Protokoll der Sitzung vom 13.09.2018

Bevor ich Herrn Kollegen Boddenberg das Wort erteile, möchte ich jemanden auf der Besuchertribüne begrüßen. Ich begrüße ganz herzlich den rumänischen Minister für Geschäftsumfeld, Handel und Unternehmertum, S. E. Herrn Stefan-Radu Oprea, und seine Delegation sowie

S. E. Herrn Botschafter Emil Hurezeanu. Seien Sie herzlich willkommen bei uns im Hessischen Landtag.

(Beifall)

Herr Kollege Boddenberg, Sie haben das Wort. Bitte schön.

Frau Präsidentin, meine sehr geehrten Damen und Herren! Ich könnte ja zunächst einmal sagen, Herr Kollege Rock, wenn die GRÜNEN heute dieses Thema nicht als Setzpunkt auf die Tagesordnung gesetzt hätten,

(Dr. h.c. Jörg-Uwe Hahn (FDP): Hätten wir es gemacht!)

wäre das möglicherweise in dieser Plenarsitzungswoche gar nicht thematisiert worden. Geschenkt.

Außerdem möchte ich den beiden Antragstellern ein paar Fragen stellen.

Der Rechtsstaatspartei FDP stelle ich die Frage: Halten oder hielten Sie es wirklich für klug, dass man unmittelbar, nachdem man ein Urteil hat, dieses Urteil bisher zeitungsöffentlich ist, unverzüglich Rechtsmittel einlegt, ohne die Urteilsbegründung zu kennen?

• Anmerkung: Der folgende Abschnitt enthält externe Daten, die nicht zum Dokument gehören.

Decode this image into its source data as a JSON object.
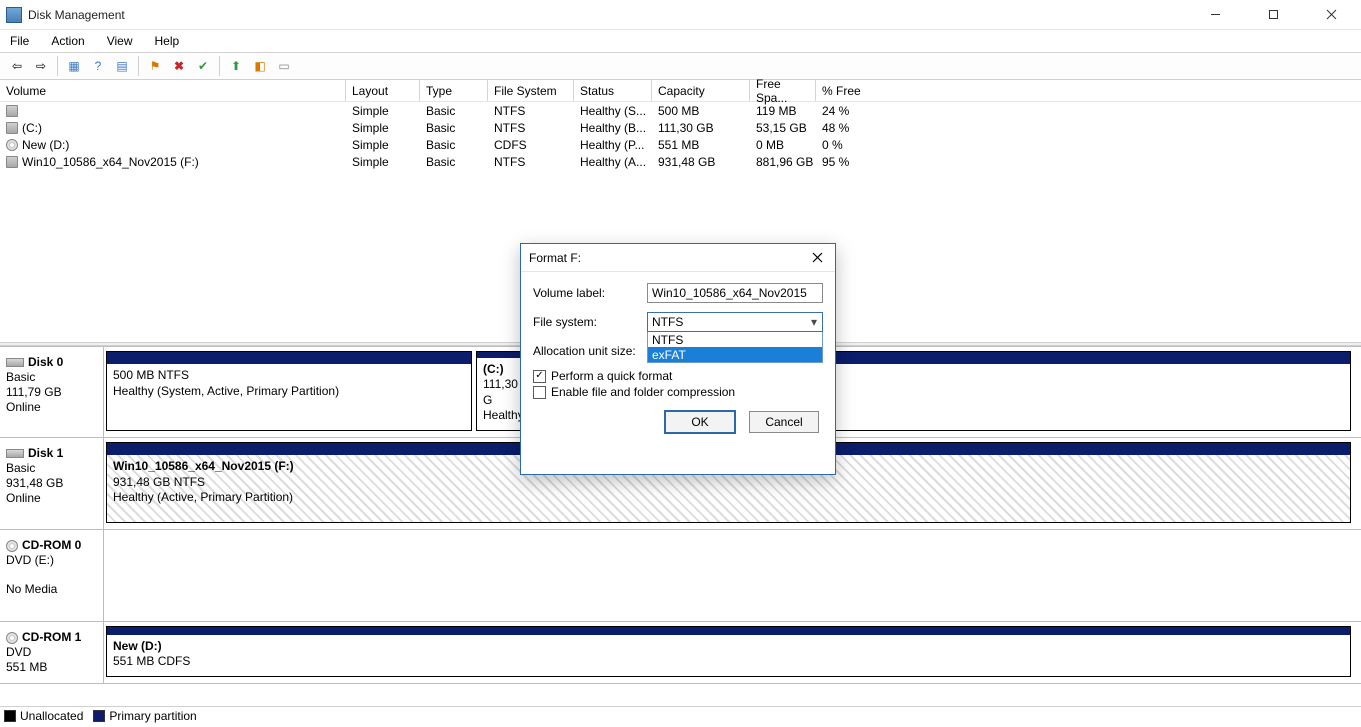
{
  "window": {
    "title": "Disk Management"
  },
  "menu": {
    "file": "File",
    "action": "Action",
    "view": "View",
    "help": "Help"
  },
  "columns": {
    "volume": "Volume",
    "layout": "Layout",
    "type": "Type",
    "fs": "File System",
    "status": "Status",
    "capacity": "Capacity",
    "free": "Free Spa...",
    "pct": "% Free"
  },
  "vols": [
    {
      "name": "",
      "icon": "drive",
      "layout": "Simple",
      "type": "Basic",
      "fs": "NTFS",
      "status": "Healthy (S...",
      "cap": "500 MB",
      "free": "119 MB",
      "pct": "24 %"
    },
    {
      "name": "(C:)",
      "icon": "drive",
      "layout": "Simple",
      "type": "Basic",
      "fs": "NTFS",
      "status": "Healthy (B...",
      "cap": "111,30 GB",
      "free": "53,15 GB",
      "pct": "48 %"
    },
    {
      "name": "New (D:)",
      "icon": "cd",
      "layout": "Simple",
      "type": "Basic",
      "fs": "CDFS",
      "status": "Healthy (P...",
      "cap": "551 MB",
      "free": "0 MB",
      "pct": "0 %"
    },
    {
      "name": "Win10_10586_x64_Nov2015 (F:)",
      "icon": "drive",
      "layout": "Simple",
      "type": "Basic",
      "fs": "NTFS",
      "status": "Healthy (A...",
      "cap": "931,48 GB",
      "free": "881,96 GB",
      "pct": "95 %"
    }
  ],
  "disks": {
    "d0": {
      "name": "Disk 0",
      "type": "Basic",
      "size": "111,79 GB",
      "status": "Online",
      "p0": {
        "title": "",
        "line1": "500 MB NTFS",
        "line2": "Healthy (System, Active, Primary Partition)"
      },
      "p1": {
        "title": "(C:)",
        "line1": "111,30 G",
        "line2": "Healthy"
      }
    },
    "d1": {
      "name": "Disk 1",
      "type": "Basic",
      "size": "931,48 GB",
      "status": "Online",
      "p0": {
        "title": "Win10_10586_x64_Nov2015  (F:)",
        "line1": "931,48 GB NTFS",
        "line2": "Healthy (Active, Primary Partition)"
      }
    },
    "cd0": {
      "name": "CD-ROM 0",
      "type": "DVD (E:)",
      "nomedia": "No Media"
    },
    "cd1": {
      "name": "CD-ROM 1",
      "type": "DVD",
      "size": "551 MB",
      "p0": {
        "title": "New  (D:)",
        "line1": "551 MB CDFS"
      }
    }
  },
  "legend": {
    "unalloc": "Unallocated",
    "primary": "Primary partition"
  },
  "dialog": {
    "title": "Format F:",
    "labels": {
      "vol": "Volume label:",
      "fs": "File system:",
      "au": "Allocation unit size:"
    },
    "vol_value": "Win10_10586_x64_Nov2015",
    "fs_value": "NTFS",
    "fs_opts": {
      "a": "NTFS",
      "b": "exFAT"
    },
    "chk_quick": "Perform a quick format",
    "chk_compress": "Enable file and folder compression",
    "ok": "OK",
    "cancel": "Cancel"
  }
}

(Dr. h.c. Jörg-Uwe Hahn (FDP): Ja!)

Glauben Sie, dass das ein kluges Signal an mögliche Berufungsinstanzen ist? – Wir glauben das nicht.

(Beifall bei der CDU und dem BÜNDNIS 90/DIE GRÜNEN)

Halten Sie es wirklich für klug, heute einen Antrag einzureichen, der das verschriftlicht, was Kollege Rock vorhin in seiner Rede als Problembeschreibung vorgetragen hat? – Viele der von Herrn Rock angesprochenen Punkte sind tatsächlich so. Die Dimension dieses Urteils ist eine völlig andere als die Dimension bisheriger Urteile zu anderen Städten in der Bundesrepublik Deutschland. Halten Sie es wirklich für klug, dass man von der Landesregierung einfordert, Rechtsmittel einzulegen, ohne in diesem Antrag materiell auch nur einen Hinweis zu geben, wie sie das denn begründen soll?

(Beifall des Abg. Holger Bellino (CDU))

Herr Kollege Hahn, wir haben vorhin über die Frage der Hardwarenachrüstung gesprochen. Nach unserer festen Überzeugung ist das, was wir bisher aus der Zeitung wissen, nämlich die Möglichkeit, über Nachrüstungen zu einer deutlichen Verbesserung der Ausstöße von Stickoxid zu kommen, nach Zeitungslektüre jedenfalls nicht ausreichend gewürdigt worden. Ich würde aber gern zunächst einmal lesen, wie das Gericht zu diesem Urteil gekommen ist. Dazu brauchen wir wichtige Hinweise. Diese liegen aber erst dann vor, wenn uns die schriftliche Urteilsbegründung vorliegt.

(Beifall bei der CDU und dem BÜNDNIS 90/DIE GRÜNEN)

Das Thema der Nachrüstung erwähnen Sie mit keinem Wort in Ihrem Antrag. Dass Sie versuchen, dieses Thema irgendwie zu umgehen, spricht ja auch Bände. Es spricht dafür, dass Sie möglicherweise ein Problem haben, diese sehr glasklare Forderung an die deutsche Automobilindustrie zu stellen.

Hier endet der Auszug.